2.błąd w ustaleniach faktycznych przyjętych za podstawę wyroku, który miał wpływ na jego treść, a stanowiący konsekwencję wyżej wymienionych uchybień procesowych, polegający na błędnym przyjęciu, że rzekomo darowizna laptopa, roweru i ekspresu do kawy, przeznaczona na nagrody dla żołnierzy stanowiła wręczenie korzyści majątkowej Z. S. w związku z pełnioną przez niego funkcją publiczną, podczas gdy zgromadzony materiał dowodowy i okoliczności sprawy bezsprzecznie wskazują, że:
- przyjęcie przedmiotów przez oskarżonego płk Z. S.
nie pozostawało w żaden sposób w związku z pełnioną przez niego funkcją publiczną,
- zachowanie A. D. pozbawione było zamiaru wręczenia Z. S. jakiejkolwiek korzyści majątkowej,
- A. D. nie posiadał żadnej wiedzy i świadomości,
że darowane przez zarządzaną przez niego Spółkę przedmioty zostaną wykorzystane przez Z. S. na własny użytek, niezgodnie
z uzgodnionym przeznaczeniem, to jest na nagrody dla najlepszych żołnierzy.
W konsekwencji, apelujący wniósł o:
- zmianę zaskarżonego wyroku i uniewinnienie oskarżonego A. D. od popełnienia zarzucanego mu czynu,
ewentualnie
- uchylenie zaskarżonego wyroku i przekazanie sprawy Wojskowemu Sądowi Okręgowemu w W. do ponownego rozpoznania.
Adw. J. W., obrońca oskarżonego J. S. zaskarżył wyrok Wojskowego Sądu Okręgowego w całości, podnosząc zarzuty:
1.naruszenia przepisów procedury karnej, które miało istotny wpływ na treść zaskarżanego orzeczenia, a to art. 4 k.p.k., art. 5 § 1 i 2 k.p.k. i art. 7 k.p.k. w zw. z art. 92 k.p.k., art. 410 k.p.k. oraz art. 424 § 1 pkt 1 i 2 k.p.k. poprzez nieuwzględnienie wszystkich okoliczności faktycznych sprawy, w szczególności świadczących na korzyść oskarżonego J. S. , czym naruszono zasadę obiektywizmu, a ponadto naruszenie zasady in dubio pro reo oraz domniemania niewinności, jak również dokonanie dowolnej oceny materiału dowodowego z pominięciem zasad prawidłowego rozumowania oraz wskazań wiedzy i doświadczenia życiowego, a polegającej na:
a.obdarzeniu walorem wiarygodności części wyjaśnień płk.
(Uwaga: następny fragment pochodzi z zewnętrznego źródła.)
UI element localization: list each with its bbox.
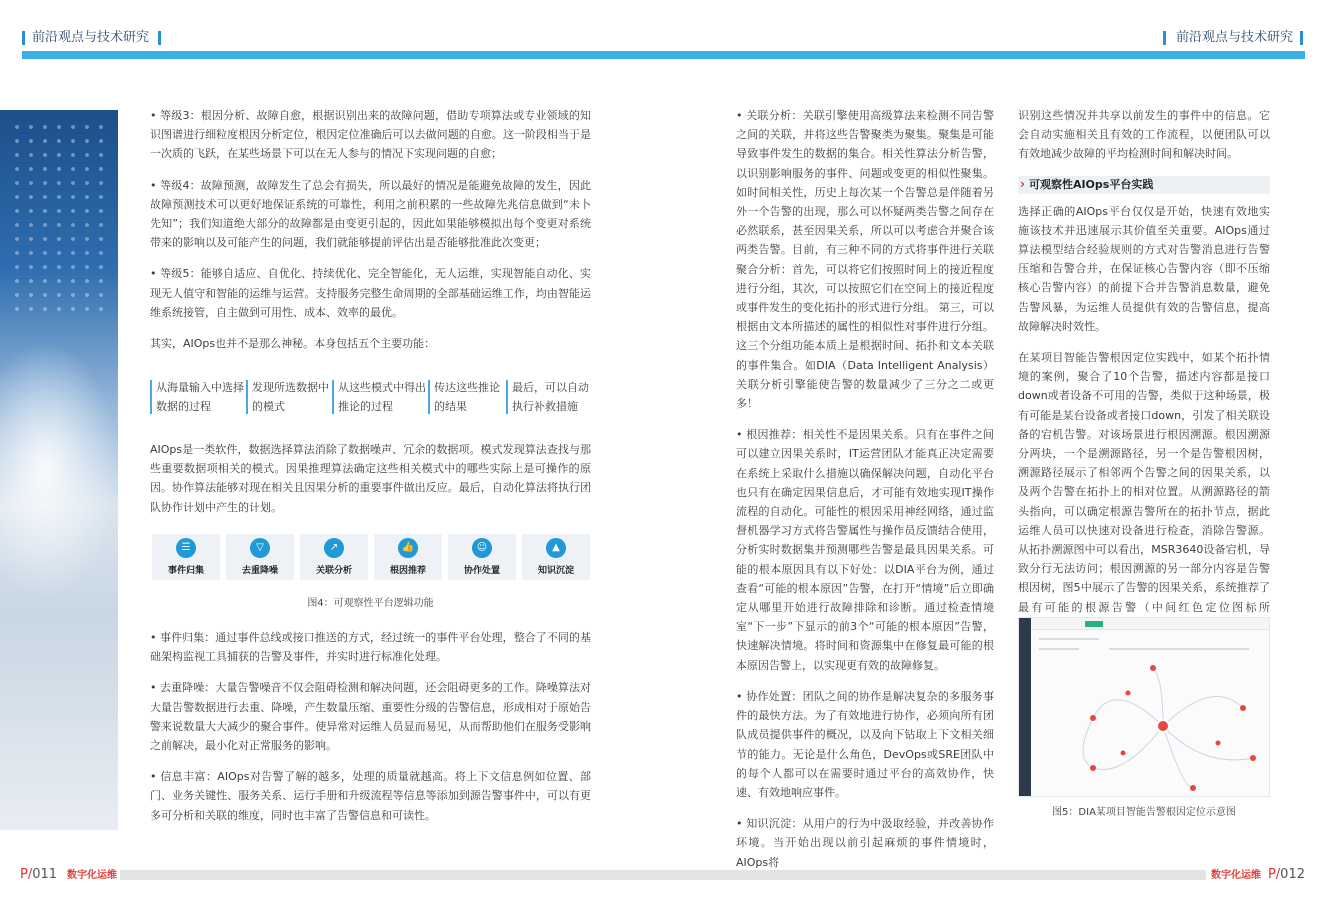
fn-card-correlation bbox=[300, 534, 368, 580]
aiops-desc-block bbox=[150, 440, 591, 529]
figure4-caption: 图4：可观察性平台逻辑功能 bbox=[307, 598, 434, 609]
root-cause-paragraph: • 根因推荐：相关性不是因果关系。只有在事件之间可以建立因果关系时，IT运营团队才能真正决定需要在系统上采取什么措施以确保解决问题，自动化平台也只有在确定因果信息后，才可能有效地实现IT操作流程的自动化。可能性的根因采用神经网络，通过监督机器学习方式将告警属性与操作员反馈结合使用，分析实时数据集并预测哪些告警是最具因果关系。可能的根本原因具有以下好处：以DIA平台为例，通过查看“可能的根本原因”告警，在打开“情境”后立即确定从哪里开始进行故障排除和诊断。通过检查情境室“下一步”下显示的前3个“可能的根本原因”告警，快速解决情境。将时间和资源集中在修复最可能的根本原因告警上，以实现更有效的故障修复。 bbox=[736, 428, 994, 672]
section-title: 可观察性AIOps平台实践 bbox=[1028, 178, 1154, 192]
practice-paragraph-2: 在某项目智能告警根因定位实践中，如某个拓扑情境的案例，聚合了10个告警，描述内容都是接口down或者设备不可用的告警，类似于这种场景，极有可能是某台设备或者接口down，引发了相关联设备的宕机告警。对该场景进行根因溯源。根因溯源分两块，一个是溯源路径，另一个是告警根因树，溯源路径展示了相邻两个告警之间的因果关系，以及两个告警在拓扑上的相对位置。从溯源路径的箭头指向，可以确定根源告警所在的拓扑节点，据此运维人员可以快速对设备进行检查，消除告警源。从拓扑溯源图中可以看出，MSR3640设备宕机，导致分行无法访问；根因溯源的另一部分内容是告警根因树，图5中展示了告警的因果关系，系统推荐了最有可能的根源告警（中间红色定位图标所 bbox=[1018, 351, 1270, 614]
fn-card-event-collect bbox=[152, 534, 220, 580]
left-page-prefix: P/ bbox=[20, 867, 33, 882]
right-section-tag: 数字化运维 bbox=[1208, 869, 1264, 882]
header-left-bar bbox=[22, 31, 25, 45]
fig5-line bbox=[1109, 648, 1249, 650]
five-functions-row bbox=[150, 378, 591, 416]
left-section-tag: 数字化运维 bbox=[64, 869, 120, 882]
collab-paragraph: • 协作处置：团队之间的协作是解决复杂的多服务事件的最快方法。为了有效地进行协作，必须向所有团队成员提供事件的概况，以及向下钻取上下文相关细节的能力。无论是什么角色，DevOps或SRE团队中的每个人都可以在需要时通过平台的高效协作，快速、有效地响应事件。 bbox=[736, 689, 994, 799]
decorative-photo bbox=[0, 110, 118, 830]
fig5-toolbar bbox=[1031, 618, 1269, 630]
event-collect-paragraph: • 事件归集：通过事件总线或接口推送的方式，经过统一的事件平台处理，整合了不同的基础架构监视工具捕获的告警及事件，并实时进行标准化处理。 bbox=[150, 631, 591, 664]
fig5-line bbox=[1039, 638, 1099, 640]
fn-card-label: 事件归集 bbox=[167, 566, 204, 576]
right-page-column-2 bbox=[1018, 106, 1270, 648]
list-icon: ☰ bbox=[176, 538, 196, 558]
header-left-bar-end bbox=[158, 31, 161, 45]
left-page-bottom-block bbox=[150, 628, 591, 837]
footer-rule-left bbox=[118, 870, 702, 880]
function-item: 从海量输入中选择数据的过程 bbox=[150, 378, 246, 416]
left-page-column bbox=[150, 106, 591, 365]
correlation-paragraph: • 关联分析：关联引擎使用高级算法来检测不同告警之间的关联，并将这些告警聚类为聚集。聚集是可能导致事件发生的数据的集合。相关性算法分析告警，以识别影响服务的事件、问题或变更的相似性聚集。如时间相关性，历史上每次某一个告警总是伴随着另外一个告警的出现，那么可以怀疑两类告警之间存在必然联系，甚至因果关系，所以可以考虑合并聚合该两类告警。目前，有三种不同的方式将事件进行关联聚合分析：首先，可以将它们按照时间上的接近程度进行分组，其次，可以按照它们在空间上的接近程度或事件发生的变化拓扑的形式进行分组。 第三，可以根据由文本所描述的属性的相似性对事件进行分组。 这三个分组功能本质上是根据时间、拓扑和文本关联的事件集合。如DIA（Data Intelligent Analysis）关联分析引擎能使告警的数量减少了三分之二或更多！ bbox=[736, 109, 994, 411]
function-item: 传达这些推论的结果 bbox=[428, 378, 506, 416]
header-rule bbox=[22, 51, 1305, 59]
fig5-topology-graph bbox=[1033, 658, 1269, 796]
right-page-column-1 bbox=[736, 106, 994, 884]
function-item: 发现所选数据中的模式 bbox=[246, 378, 332, 416]
fn-card-label: 协作处置 bbox=[463, 566, 500, 576]
figure5-screenshot bbox=[1018, 617, 1270, 797]
knowledge-paragraph: • 知识沉淀：从用户的行为中汲取经验，并改善协作环境。当开始出现以前引起麻烦的事件情境时， AIOps将 bbox=[736, 817, 994, 869]
aiops-desc-paragraph: AIOps是一类软件，数据选择算法消除了数据噪声、冗余的数据项。模式发现算法查找与那些重要数据项相关的模式。因果推理算法确定这些相关模式中的哪些实际上是可操作的原因。协作算法能够对现在相关且因果分析的重要事件做出反应。最后，自动化算法将执行团队协作计划中产生的计划。 bbox=[150, 443, 591, 514]
fn-card-label: 根因推荐 bbox=[389, 566, 426, 576]
right-page-number bbox=[1268, 867, 1305, 883]
right-page-prefix: P/ bbox=[1267, 867, 1281, 882]
fn-card-collab bbox=[448, 534, 516, 580]
fn-card-root-cause bbox=[374, 534, 442, 580]
footer-rule-right bbox=[650, 870, 1206, 880]
left-page-num: 011 bbox=[32, 867, 58, 882]
thumb-icon: 👍 bbox=[398, 538, 418, 558]
platform-functions-figure bbox=[152, 534, 590, 580]
fig5-tab bbox=[1085, 621, 1103, 627]
fn-card-knowledge bbox=[522, 534, 590, 580]
level4-paragraph: • 等级4：故障预测，故障发生了总会有损失，所以最好的情况是能避免故障的发生，因此故障预测技术可以更好地保证系统的可靠性，利用之前积累的一些故障先兆信息做到“未卜先知”；我们知道绝大部分的故障都是由变更引起的，因此如果能够模拟出每个变更对系统带来的影响以及可能产生的问题，我们就能够提前评估出是否能够批准此次变更； bbox=[150, 178, 591, 250]
level5-paragraph: • 等级5：能够自适应、自优化、持续优化、完全智能化，无人运维，实现智能自动化、实现无人值守和智能的运维与运营。支持服务完整生命周期的全部基础运维工作，均由智能运维系统接管，自主做到可用性、成本、效率的最优。 bbox=[150, 267, 591, 319]
fn-card-label: 去重降噪 bbox=[241, 566, 278, 576]
dedupe-paragraph: • 去重降噪：大量告警噪音不仅会阻碍检测和解决问题，还会阻碍更多的工作。降噪算法对大量告警数据进行去重、降噪，产生数量压缩、重要性分级的告警信息，形成相对于原始告警来说数量大大减少的聚合事件。使异常对运维人员显而易见，从而帮助他们在服务受影响之前解决，最小化对正常服务的影响。 bbox=[150, 681, 591, 753]
header-left-title: 前沿观点与技术研究 bbox=[32, 30, 150, 45]
function-item: 最后，可以自动执行补救措施 bbox=[506, 378, 590, 416]
filter-icon: ▽ bbox=[250, 538, 270, 558]
function-item: 从这些模式中得出推论的过程 bbox=[332, 378, 428, 416]
intro-paragraph: 其实，AIOps也并不是那么神秘。本身包括五个主要功能： bbox=[150, 337, 436, 351]
cap-icon: ▲ bbox=[546, 538, 566, 558]
team-icon: ☺ bbox=[472, 538, 492, 558]
level3-paragraph: • 等级3：根因分析、故障自愈，根据识别出来的故障问题，借助专项算法或专业领域的知识图谱进行细粒度根因分析定位，根因定位准确后可以去做问题的自愈。这一阶段相当于是一次质的飞跃，在某些场景下可以在无人参与的情况下实现问题的自愈； bbox=[150, 109, 591, 161]
chart-icon: ↗ bbox=[324, 538, 344, 558]
section-heading bbox=[1018, 176, 1270, 194]
fn-card-label: 关联分析 bbox=[315, 566, 352, 576]
header-right-bar bbox=[1163, 31, 1166, 45]
chevron-right-icon: › bbox=[1020, 177, 1025, 192]
figure5-caption: 图5：DIA某项目智能告警根因定位示意图 bbox=[1052, 807, 1236, 818]
right-page-num: 012 bbox=[1280, 867, 1305, 882]
info-rich-paragraph: • 信息丰富：AIOps对告警了解的越多，处理的质量就越高。将上下文信息例如位置、部门、业务关键性、服务关系、运行手册和升级流程等信息等添加到源告警事件中，可以有更多可分析和关联的维度，同时也丰富了告警信息和可读性。 bbox=[150, 770, 591, 822]
fn-card-dedupe bbox=[226, 534, 294, 580]
fig5-sidebar bbox=[1019, 618, 1031, 796]
fig5-line bbox=[1039, 648, 1079, 650]
header-right-bar-end bbox=[1300, 31, 1303, 45]
continuation-paragraph: 识别这些情况并共享以前发生的事件中的信息。它会自动实施相关且有效的工作流程，以便团队可以有效地减少故障的平均检测时间和解决时间。 bbox=[1018, 109, 1270, 161]
fn-card-label: 知识沉淀 bbox=[537, 566, 574, 576]
header-right-title: 前沿观点与技术研究 bbox=[1175, 30, 1293, 45]
left-page-number bbox=[20, 867, 57, 883]
practice-paragraph-1: 选择正确的AIOps平台仅仅是开始，快速有效地实施该技术并迅速展示其价值至关重要。AIOps通过算法模型结合经验规则的方式对告警消息进行告警压缩和告警合并，在保证核心告警内容（即不压缩核心告警内容）的前提下合并告警消息数量，避免告警风暴，为运维人员提供有效的告警信息，提高故障解决时效性。 bbox=[1018, 204, 1270, 333]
Z. S. złożonych w postępowaniu przygotowawczym, w sytuacji gdy na przestrzeni całego postępowania ujawniono, iż oskarżony ten oszukiwał, okłamywał i wprowadzał w błąd swoich przełożonych, podległych i współpracowników, kontrahentów, sponsorów, członków rodziny jak również partnerów, a co za tym idzie żadne jego wyjaśnienia nie zasługują na uznanie za wiarygodne, a przynajmniej powinny być oceniane z dużą dozą ostrożności, czego w niniejszym postępowaniu zabrakło;
b.odmówieniu waloru wiarygodności części wyjaśnień oskarżonego J. S. oraz współoskarżonego A. D. , odnoszącym się do okoliczności ufundowania nagród rzeczowych dla najlepszych żołnierzy Polskich Sił Powietrznych w 2012 roku, podczas gdy treść ich wyjaśnień jest logiczna, spójna i wiarygodna, a ponadto koresponduje z pozostałym materiałem dowodowym zgromadzonym w sprawie, w tym w szczególności z treścią wiadomości e-mail z dnia 17 grudnia 2012 roku oraz treścią rozmów telefonicznych z 17 i 19 grudnia 2012 roku;
c.zaniechaniu przydania właściwej oceny protokołowi przekazania nagród rzeczowych przygotowanego na zlecenie oskarżonego J. S. , a podpisanego przez świadka J. K. oraz wiadomości e-mail z dnia 17 grudnia 2012 roku skierowanej przez oskarżonego płk. Z. S. do oskarżonego A. D. , a następnie przekazanej oskarżonemu J. S. , z treści których niezbicie wynika przekonanie i zamiar oskarżonego J. S. co do przeznaczenia zakupionych przedmiotów na nagrody dla najlepszych żołnierzy Polskich Sił Powietrznych w 2012 roku;
d.zaniechaniu właściwej oceny utrwalonej treści rozmów z dnia 31 grudnia 2012 roku, pomiędzy oskarżonym J. S. oraz płk. Z. S. , z których jednoznacznie wynika, że oskarżony J. S. nigdy nie nakłaniał oskarżonego płk. Z. S. do interwencji w sprawie I. Sp. z o.o., nigdy nie obiecywał żadnego wynagrodzenia czy innej korzyści za jakiekolwiek działania;
e.dowolnej i niepełnej ocenie zeznań świadków J. K. , A. J. I. , A. K. , A. O., których treść niezbicie dowodzi przekonania i zamiaru oskarżonego J. S. , że zakupione przedmioty będą stanowić nagrody rzeczowe dla najlepszych żołnierzy Polskich Sił Powietrznych w 2012 roku;
f.zaniechaniu wyjaśnienia okoliczności, które zdaniem Sądu I instancji wskazują na istnienie związku pomiędzy funkcją publiczną pełnioną przez oskarżonego płk. Z. S. , a przyjęciem przez niego przedmiotów ufundowanych przez I. Sp. z o.o.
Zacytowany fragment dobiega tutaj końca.